Чужая глупость заразительна. Это я точно знала. Но как она попадает в организм — воздушно-капельным путем или через рукопожатие? На всякий случай я перестала дышать и спрятала верхние конечности в карманы.
— Дима, ну все же в порядке? Осталось выяснить, кто есть кто, и мы можем идти ужинать. Ты же не будешь оставлять бабушку в тюрьме только потому, что у нее такая хорошая память? Кстати, я на ее месте могла бы ошибиться — мало ли похожих «вальтеров». Сейчас с пистолетами вообще никаких проблем. А может, подделка? А? И кто ей такой этот маляр Пономарев?
— Тебе делать нечего? — грустно спросил Тошкин, сдается, успокоился наконец. Я аккуратно повела плечами и выстроила мимические мышцы в обворожительную улыбку. Правда, эта модификация мне порядком надоела, но другой, увы, не было. Да и действовала эта улыбка безотказно. После ее обнародования мужчины всегда смотрели на меня с удивлением, как солдат на вошь.
— Пока да, — честно признала я. — Бери шинель, пошли домой.
— Это я шинель? — возмутилась бабушка.
А что я такого выдала? Шинель, не ватник же. И домой пригласила. Меньше надо Гоголя на ночь читать!
— Это я — шинель, Дима. У тебя хорошая жена. Но она ЗНАЕТ. — Вот так прямо большими буквами бабушка и обозначила все слово. — Она ЗНАЕТ. Она участвует. Она специально здесь сидит. Мой Федор…
— Самых честных правил, — подхватила я. Классика так классика. — Не расстраивайтесь. Ну, пострелял ребенок. Дедушку убил. С кем не бывает? Главное — что не со зла…
— Дима, открой ее сумку, и ты все увидишь, — приказала бабушка.
Ну все не все, а только то, на что я перевожу львиную долю собственных доходов. Помада, пудра, лак, гель, мусс и еще десяток предметов, без которых ни в дальней дороге, ни на чтениях по ГО не обойтись. А если она намекает на запланированный утром разврат, то это только молодое поколение выбирает безопасный секс. А старое от него вообще отказывается, в пользу голодающих детей Эфиопии.
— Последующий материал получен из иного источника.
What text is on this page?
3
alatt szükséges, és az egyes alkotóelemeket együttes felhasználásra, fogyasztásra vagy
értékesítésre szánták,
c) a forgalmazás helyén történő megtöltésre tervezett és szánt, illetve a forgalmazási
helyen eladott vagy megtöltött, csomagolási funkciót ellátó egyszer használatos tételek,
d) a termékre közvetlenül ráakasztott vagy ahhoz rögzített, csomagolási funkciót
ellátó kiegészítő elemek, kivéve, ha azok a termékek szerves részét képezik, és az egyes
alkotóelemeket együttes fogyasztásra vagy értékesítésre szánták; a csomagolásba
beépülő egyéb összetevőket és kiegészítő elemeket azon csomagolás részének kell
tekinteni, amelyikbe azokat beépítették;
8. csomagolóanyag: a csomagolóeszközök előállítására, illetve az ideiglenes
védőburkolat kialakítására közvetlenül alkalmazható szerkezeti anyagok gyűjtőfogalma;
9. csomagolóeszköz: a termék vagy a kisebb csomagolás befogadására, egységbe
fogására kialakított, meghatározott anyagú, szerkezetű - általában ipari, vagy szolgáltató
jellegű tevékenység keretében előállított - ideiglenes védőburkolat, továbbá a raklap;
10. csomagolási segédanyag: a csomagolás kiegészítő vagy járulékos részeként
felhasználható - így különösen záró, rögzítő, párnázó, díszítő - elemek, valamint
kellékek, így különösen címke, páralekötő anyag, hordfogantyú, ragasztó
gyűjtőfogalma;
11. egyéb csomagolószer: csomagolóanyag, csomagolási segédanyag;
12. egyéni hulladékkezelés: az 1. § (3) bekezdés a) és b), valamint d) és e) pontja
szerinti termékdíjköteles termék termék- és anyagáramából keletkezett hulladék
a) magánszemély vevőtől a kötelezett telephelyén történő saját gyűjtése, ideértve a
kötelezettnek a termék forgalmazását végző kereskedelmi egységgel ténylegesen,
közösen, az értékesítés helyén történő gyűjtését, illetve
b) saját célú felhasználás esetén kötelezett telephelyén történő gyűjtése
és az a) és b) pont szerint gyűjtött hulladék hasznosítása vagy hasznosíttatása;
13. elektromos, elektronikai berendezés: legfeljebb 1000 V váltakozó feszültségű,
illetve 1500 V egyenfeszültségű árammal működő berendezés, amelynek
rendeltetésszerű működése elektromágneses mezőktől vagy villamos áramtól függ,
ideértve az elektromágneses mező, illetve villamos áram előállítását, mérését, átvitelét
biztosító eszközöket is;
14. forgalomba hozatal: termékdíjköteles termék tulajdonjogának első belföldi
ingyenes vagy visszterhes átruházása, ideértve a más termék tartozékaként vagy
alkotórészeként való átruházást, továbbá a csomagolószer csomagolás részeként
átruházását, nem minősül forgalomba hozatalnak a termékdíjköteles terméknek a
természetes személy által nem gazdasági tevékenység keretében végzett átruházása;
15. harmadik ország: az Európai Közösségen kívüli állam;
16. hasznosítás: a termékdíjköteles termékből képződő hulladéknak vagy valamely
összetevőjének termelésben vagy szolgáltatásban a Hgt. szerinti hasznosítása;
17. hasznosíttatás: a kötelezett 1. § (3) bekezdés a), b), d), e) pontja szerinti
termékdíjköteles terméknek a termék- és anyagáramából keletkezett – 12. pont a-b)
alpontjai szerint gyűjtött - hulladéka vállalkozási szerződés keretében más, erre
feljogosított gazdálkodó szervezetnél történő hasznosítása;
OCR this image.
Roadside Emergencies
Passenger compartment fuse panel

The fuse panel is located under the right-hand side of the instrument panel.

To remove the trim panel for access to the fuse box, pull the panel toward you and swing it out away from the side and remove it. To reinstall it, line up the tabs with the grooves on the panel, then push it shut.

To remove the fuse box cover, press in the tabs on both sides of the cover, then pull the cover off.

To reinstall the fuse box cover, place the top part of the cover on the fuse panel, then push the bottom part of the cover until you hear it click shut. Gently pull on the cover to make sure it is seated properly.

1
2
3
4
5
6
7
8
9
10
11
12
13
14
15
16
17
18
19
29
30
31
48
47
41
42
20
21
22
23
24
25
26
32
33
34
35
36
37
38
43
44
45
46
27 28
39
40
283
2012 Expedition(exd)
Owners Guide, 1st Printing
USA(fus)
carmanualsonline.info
Но что касается Федора, то его там нет.
— Посмотри ее сумку, — снова настойчиво попросила бабушка.
— Ну мне, пожалуй, пора, — расстроилась я.
Тошкин и не подумал побегать за мной по кабинету, он даже не сделал движения в мою сторону. Скукотища…
— Вот-вот, — ответил мне муж. — Тебе заведующий звонил. У вас сегодня заочники. Выходить некому. Так что просили явиться к шестнадцати часам на замену. Тебе очень пора. Если не поспешишь, опоздаешь.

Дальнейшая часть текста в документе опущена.